1. A process for production of a precision casting, by which a porous foundry mold is produced from a pattern in a molding box out of a castable molding material, containing calcium sulfate hemihydrate as the bonding material, without calcination, comprising

(a) coating the pattern to be copied with a mold release agent and providing the molding box pattern with a drainage having at least one duct which extends outside the molding box;

(b) pouring the molding material into the molding box and around a portion of the drainage which is within the molding box, and solidifying the molding material in the molding box to form a solidified mold having a mold cavity;

(c) removing the water from the solidified mold by introducing compressed gas into the drainage, whereby the pattern is removed from the solidified mold, removing the pattern from the molding box, then drying the solidified mold;

(d) connecting the dried mold to a vacuum line and evacuating the dried mold; and

(e) pouring the molten metal mass into the mold cavity while the vacuum is maintained and solidifying the molten metal.

2. The process according to claim 1, wherein a porous hose is used as said drainage.

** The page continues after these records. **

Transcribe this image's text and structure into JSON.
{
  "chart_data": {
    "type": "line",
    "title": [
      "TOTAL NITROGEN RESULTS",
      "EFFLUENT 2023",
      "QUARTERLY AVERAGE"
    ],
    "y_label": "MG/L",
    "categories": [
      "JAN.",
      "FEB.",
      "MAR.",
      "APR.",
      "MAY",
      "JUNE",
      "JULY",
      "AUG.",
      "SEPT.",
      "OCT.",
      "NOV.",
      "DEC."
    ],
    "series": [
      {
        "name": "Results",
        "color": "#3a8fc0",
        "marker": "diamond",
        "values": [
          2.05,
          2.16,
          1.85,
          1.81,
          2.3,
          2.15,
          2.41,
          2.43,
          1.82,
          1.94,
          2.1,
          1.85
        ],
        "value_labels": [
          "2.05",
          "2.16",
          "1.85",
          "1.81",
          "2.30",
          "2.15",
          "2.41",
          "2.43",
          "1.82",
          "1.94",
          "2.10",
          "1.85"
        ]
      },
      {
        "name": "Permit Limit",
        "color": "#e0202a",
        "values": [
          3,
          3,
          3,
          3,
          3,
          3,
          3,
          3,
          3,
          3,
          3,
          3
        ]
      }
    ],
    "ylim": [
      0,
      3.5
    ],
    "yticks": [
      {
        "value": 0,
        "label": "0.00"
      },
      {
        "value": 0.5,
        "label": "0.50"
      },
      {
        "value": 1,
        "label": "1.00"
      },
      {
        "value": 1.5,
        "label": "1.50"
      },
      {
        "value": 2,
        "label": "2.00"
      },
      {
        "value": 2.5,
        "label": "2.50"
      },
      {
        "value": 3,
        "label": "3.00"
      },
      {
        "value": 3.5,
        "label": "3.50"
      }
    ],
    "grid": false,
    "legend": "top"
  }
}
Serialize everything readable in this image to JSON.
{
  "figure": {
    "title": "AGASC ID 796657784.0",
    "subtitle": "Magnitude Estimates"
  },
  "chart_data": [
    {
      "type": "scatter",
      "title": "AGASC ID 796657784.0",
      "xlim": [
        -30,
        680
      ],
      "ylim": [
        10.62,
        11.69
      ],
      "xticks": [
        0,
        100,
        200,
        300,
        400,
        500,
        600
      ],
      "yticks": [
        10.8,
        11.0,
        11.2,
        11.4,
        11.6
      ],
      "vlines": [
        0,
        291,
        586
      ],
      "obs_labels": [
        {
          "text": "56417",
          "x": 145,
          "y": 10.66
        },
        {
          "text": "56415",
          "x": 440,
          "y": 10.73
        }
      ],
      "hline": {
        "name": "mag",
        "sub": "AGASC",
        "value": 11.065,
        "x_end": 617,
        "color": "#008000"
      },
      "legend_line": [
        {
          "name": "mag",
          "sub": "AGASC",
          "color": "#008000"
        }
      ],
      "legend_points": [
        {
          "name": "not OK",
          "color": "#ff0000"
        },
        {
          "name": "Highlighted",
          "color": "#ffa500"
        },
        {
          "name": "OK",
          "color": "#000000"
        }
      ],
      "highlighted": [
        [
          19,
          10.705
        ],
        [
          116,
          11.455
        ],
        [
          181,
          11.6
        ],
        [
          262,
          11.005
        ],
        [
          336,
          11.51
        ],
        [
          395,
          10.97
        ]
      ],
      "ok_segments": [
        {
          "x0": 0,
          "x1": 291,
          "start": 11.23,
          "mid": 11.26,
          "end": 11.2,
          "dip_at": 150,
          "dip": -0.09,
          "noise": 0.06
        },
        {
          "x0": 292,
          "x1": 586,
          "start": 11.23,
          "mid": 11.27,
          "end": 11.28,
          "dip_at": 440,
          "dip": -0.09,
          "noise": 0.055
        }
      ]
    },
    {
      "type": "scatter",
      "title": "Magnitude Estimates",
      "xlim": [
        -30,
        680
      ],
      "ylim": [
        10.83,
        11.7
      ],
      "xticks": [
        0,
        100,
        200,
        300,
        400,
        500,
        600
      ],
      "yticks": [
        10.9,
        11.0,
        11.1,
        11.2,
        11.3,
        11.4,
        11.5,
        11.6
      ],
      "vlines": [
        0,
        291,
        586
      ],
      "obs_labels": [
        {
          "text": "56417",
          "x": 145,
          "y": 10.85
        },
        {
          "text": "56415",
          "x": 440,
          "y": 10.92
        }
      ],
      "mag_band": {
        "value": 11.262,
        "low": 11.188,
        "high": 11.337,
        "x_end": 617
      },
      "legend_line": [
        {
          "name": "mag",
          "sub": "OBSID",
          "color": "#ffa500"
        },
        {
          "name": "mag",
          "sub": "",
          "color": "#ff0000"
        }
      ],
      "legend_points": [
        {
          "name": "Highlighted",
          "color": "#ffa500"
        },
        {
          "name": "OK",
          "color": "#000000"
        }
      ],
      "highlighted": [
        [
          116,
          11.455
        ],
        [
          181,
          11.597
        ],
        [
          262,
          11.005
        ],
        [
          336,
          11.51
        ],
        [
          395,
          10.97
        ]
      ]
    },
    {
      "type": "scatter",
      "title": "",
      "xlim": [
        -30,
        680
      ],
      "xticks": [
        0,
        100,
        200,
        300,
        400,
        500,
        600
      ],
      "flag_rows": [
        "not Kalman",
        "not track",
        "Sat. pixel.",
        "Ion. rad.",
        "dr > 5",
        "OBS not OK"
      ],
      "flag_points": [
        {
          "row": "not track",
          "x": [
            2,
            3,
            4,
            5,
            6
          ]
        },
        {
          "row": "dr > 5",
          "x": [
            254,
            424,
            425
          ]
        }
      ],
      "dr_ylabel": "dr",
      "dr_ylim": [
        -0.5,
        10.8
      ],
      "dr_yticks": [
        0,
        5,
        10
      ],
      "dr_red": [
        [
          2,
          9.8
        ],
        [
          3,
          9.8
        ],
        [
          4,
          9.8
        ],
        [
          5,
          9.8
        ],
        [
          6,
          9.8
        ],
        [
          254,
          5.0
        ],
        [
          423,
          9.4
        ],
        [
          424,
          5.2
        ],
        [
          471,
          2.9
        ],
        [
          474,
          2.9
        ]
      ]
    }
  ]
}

3. The process according to claim 1, wherein the porous hose is applied over a close-meshed and moldable wire netting.

4. The process according to claim 1, wherein perforated fiberglass mat is used as said drainage.

5. The process according to claim 1, wherein the drainage in the molding box pattern is mounted with a separation of at least 10 mm from the pattern.

6. The process according to claim 1, wherein the water is removed from the solidified mold material with compressed air.

7. The process according to claim 6, wherein the water is forced out by an increasing pressure.

8. The process according to claim 7, wherein the pressure is raised by approximately 0.01 bar per minute until it reaches approximately 1.2 bar.

9. The process according to claim 1, wherein the drying of the mold is carried out at 60° to 100° C.

10. The process according to claim 1, wherein the molten metal material is poured into the mold cavity under a vacuum of 0.6 bar and is solidified while maintaining the vacuum.

11. The process according to claim 1, wherein the mold material which is poured into the molding box comprises alpha-calcium sulfate hemihydrate, chamotte, and water.

12. The process according to claim 1, wherein the vacuum is maintained during solidifying of the molten metal.

13. The process according to claim 12, wherein the mold is connected with the vacuum line via the drainage.

14. The process according to claim 1, wherein the mold is connected with the vacuum line via the drainage.